According to wolframalpha, the product over the Riemann zeta function at even arguments converges : $$\prod_{n=1}^\infty \zeta(2n) \approx 1.82 $$

Q1: Can it be proved that this product actually converges?

Furthermore, I am wondering whether we can determine to what exact value this product converges (once it has been established that this product actually converges). We know that the following formula holds:

$$ \zeta(2n) = (-1)^{n+1} \frac{B_{2n} (2 \pi)^{2n} }{2 (2n)!}, \qquad (*) $$ where $B_{n}$ is the $n$'th Bernoulli number. So when we consider the product over these values from $n=1$ to infinity, we have have a term (in the numerator) $$(2 \pi)^{n(n+1)} , $$ where $n \to \infty $, and terms involving products over the even Bernoulli numbers and even factorial numbers, which I find harder to evaluate.
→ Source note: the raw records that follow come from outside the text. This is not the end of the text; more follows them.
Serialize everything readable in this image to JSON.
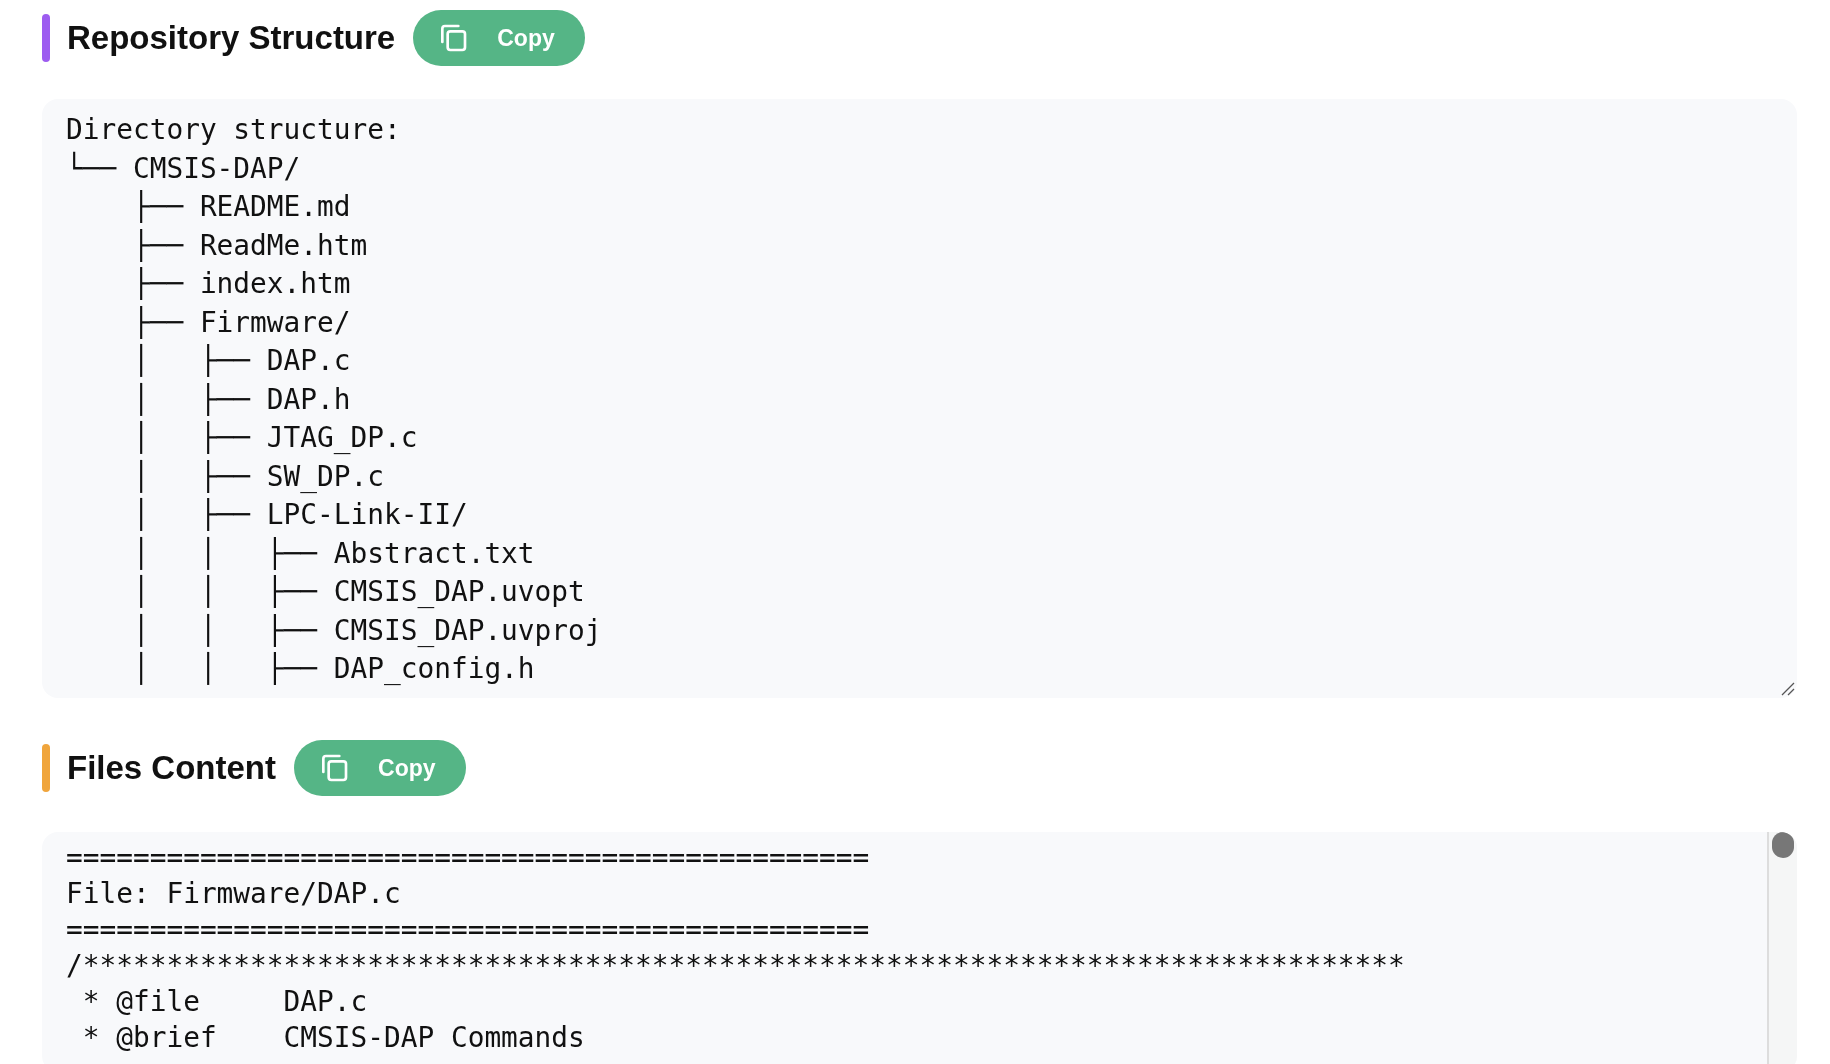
{
  "sections": [
    {
      "title": "Repository Structure",
      "color": "#9d5cf0",
      "copy_button": "Copy",
      "resizable": true,
      "scrollbar": false,
      "lines": [
        "Directory structure:",
        "└── CMSIS-DAP/",
        "    ├── README.md",
        "    ├── ReadMe.htm",
        "    ├── index.htm",
        "    ├── Firmware/",
        "    │   ├── DAP.c",
        "    │   ├── DAP.h",
        "    │   ├── JTAG_DP.c",
        "    │   ├── SW_DP.c",
        "    │   ├── LPC-Link-II/",
        "    │   │   ├── Abstract.txt",
        "    │   │   ├── CMSIS_DAP.uvopt",
        "    │   │   ├── CMSIS_DAP.uvproj",
        "    │   │   ├── DAP_config.h"
      ]
    },
    {
      "title": "Files Content",
      "color": "#f0a53c",
      "copy_button": "Copy",
      "resizable": false,
      "scrollbar": true,
      "lines": [
        "================================================",
        "File: Firmware/DAP.c",
        "================================================",
        "/*******************************************************************************",
        " * @file     DAP.c",
        " * @brief    CMSIS-DAP Commands"
      ]
    }
  ]
}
Q2: Can we use the $(*)$-marked formula to evaluate the aforementioned product? Or some other formula?

Answer 1

Proving the convergence of the product is easy, we have

$$\begin{align} \log \prod_{n=1}^\infty \zeta(2n) &= \sum_{n=1}^\infty \log \zeta(2n)\\ &= \sum_{n=1}^\infty \log \left(1 + (\zeta(2n)-1)\right)\\ &\leqslant \sum_{n=1}^\infty (\zeta(2n)-1)\\ &= \sum_{n=1}^\infty \sum_{k=2}^\infty \frac{1}{k^{2n}}\\ &= \sum_{k=2}^\infty \sum_{n=1}^\infty \frac{1}{k^{2n}}\\ &= \sum_{k=2}^\infty \frac{1}{k^2-1}\\ &\leqslant \frac{4}{3}\sum_{k=2}^\infty \frac{1}{k^2}\\ &= \frac{4}{3}(\zeta(2)-1)\\ &= \frac{2\pi^2-12}{9}\\ &< +\infty, \end{align}$$

where the change of order of summation is unproblematic since everything is non-negative.

However, determining the value of the infinite product is far more difficult. I have no idea how to do it.